The habitat for some wild animals is best lived in captivity—behind a cage.

And pretty much I cried every time my mother put me into my camel toe pants. And I still remind her about the trauma—nearly fifty years later—along with making me wear those Easter hats whose elastic band cut off my oxygen supply.

Thank God fashion moves forward---all things must pass---including meggings.

Monday, January 7, 2013

Arriving at Adulthood


I heard on Good Morning America the other day that adulthood is not fully reached until age 28.

I disagree.

There is a very lovely African American woman who works at the Home Goods store in Rockville Center. She is rather aloof. I estimate her age to be in her late seventies. And whenever I find myself in the store, uncannily, I seem to always end up at her register—and when I do, I always ask How is your Mama?

Every time, upon me asking this question, the woman’s demeanor changes. She warms up like toast.

The woman's Mama is 99 years old and lives in her own home by herself outside of Atlanta. The near centagenarian still drives a car, gardens, and cooks and cleans for herself. Despite her advanced age, she clearly is still the matriarch. And her daughter, despite her advanced age, still listens to her Mama’s sage counsel. As her daughter, she is still mandated to tell her Mama where she is going, who she is going with, and how long she is going to be there. She too must report when she has arrived back home. The daughter must also give daily reports and updates concerning her own children and grandchildren—all of whom are accomplished. 

And if the daughter does not fulfill her Mama’s wishes, the daughter is still not above being chided.The daughter remains not only respectful, but grateful to still have an elder to mind and take care of her.

No one becomes an adult until they are parentless. As long as you have an elder to answer to, no one can never truly be a grown-up. It is why even when elderly parents die, the children, no matter what their age, feel orphaned and alone--filled with a sense of Who is going to take care of me now?

And after the woman updates me on the status of her Mama, she always says Thank you so for asking and then she inquires How is your mother doing? And I tell her she is fine--and still trying to tell me what to do too.

And we complete our transaction. And we both carry on with our tasks. And we both think to ourselves I can’t wait to call my mother when I get home and tell her how that nice lady at the store asked about her again.

And both Mamas will be pleased.


Friday, January 4, 2013

On Celebrity


I think deep down most people would like, if only for a short while, to live the life of a celebrity. There is something magical about being plucked from a pool of ordinary people to find yourself the object of a google search and with a secured a seat on Barbara Walter’s 10 Most Fascinating People.

It is what drives people to appear on reality television.
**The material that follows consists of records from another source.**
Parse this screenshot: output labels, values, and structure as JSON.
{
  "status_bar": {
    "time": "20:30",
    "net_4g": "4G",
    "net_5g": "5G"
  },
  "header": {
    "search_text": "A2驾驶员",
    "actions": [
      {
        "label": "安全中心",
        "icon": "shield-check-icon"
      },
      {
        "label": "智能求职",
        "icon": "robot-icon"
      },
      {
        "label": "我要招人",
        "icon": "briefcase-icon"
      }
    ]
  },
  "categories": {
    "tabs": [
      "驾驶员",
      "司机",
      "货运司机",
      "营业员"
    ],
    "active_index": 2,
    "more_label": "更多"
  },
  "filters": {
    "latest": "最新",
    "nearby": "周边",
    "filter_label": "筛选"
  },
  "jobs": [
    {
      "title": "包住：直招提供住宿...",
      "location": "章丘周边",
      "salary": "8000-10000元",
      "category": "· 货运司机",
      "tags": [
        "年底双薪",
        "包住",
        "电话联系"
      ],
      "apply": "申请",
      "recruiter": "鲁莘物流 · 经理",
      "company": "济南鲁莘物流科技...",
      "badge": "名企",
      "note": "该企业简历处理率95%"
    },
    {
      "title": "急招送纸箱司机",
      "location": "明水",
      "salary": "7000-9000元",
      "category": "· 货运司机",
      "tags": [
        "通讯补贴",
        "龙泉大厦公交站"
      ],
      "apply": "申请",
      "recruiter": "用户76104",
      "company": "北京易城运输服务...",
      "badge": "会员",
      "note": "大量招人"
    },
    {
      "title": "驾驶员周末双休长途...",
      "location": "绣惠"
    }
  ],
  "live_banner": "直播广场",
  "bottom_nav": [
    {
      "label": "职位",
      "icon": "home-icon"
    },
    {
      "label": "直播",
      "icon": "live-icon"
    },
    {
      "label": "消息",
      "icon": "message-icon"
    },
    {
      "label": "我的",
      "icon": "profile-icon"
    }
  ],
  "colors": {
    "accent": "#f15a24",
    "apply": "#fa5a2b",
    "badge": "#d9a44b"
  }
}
Through this media, even talentless people get their five minutes of stardom.

And to some extent I am no different. I would be lying if I did not say that my secret fantasy is to have someone discover my blog and create a sit-com about it—like a Modern Family or Suburgatory. I imagine that a random person of great wealth and power recognizes my writing as quality work and deems it worthy of universal distribution. In my fantasy discovered talent reaps fame.

And the other day my friend Kathleen messaged me with the link to a website popular with the twenty-something crowd called Buzz Feed. She said check this out—my daughter sent this to me. The title of the article was 27 Painfully Honest Cake Messages. Cake #7 was mine—it was the drunken Barbie cake I had made for my daughter’s 21st birthday.

My cake was famous. It had gone viral.

And while flattering, I was a little bit annoyed. I do not bake cakes ordinarily.That is not where my talent lies. Yet my cake was the subject of celebrity—some random person somehow found it on the web and brought it to the masses. It wasn’t the blog post I wrote on the Drunken Barbie Cake that had won me fame, it was the photo of the cake itself.

I feel like those dopey supermodels whose desires fall on deaf ears: But I want to be an actress!

Ugh. I am just an amateur baker with a sense of humor not an amateur writer with a sense of humor.

Maybe it’s time to rewrite the fantasy.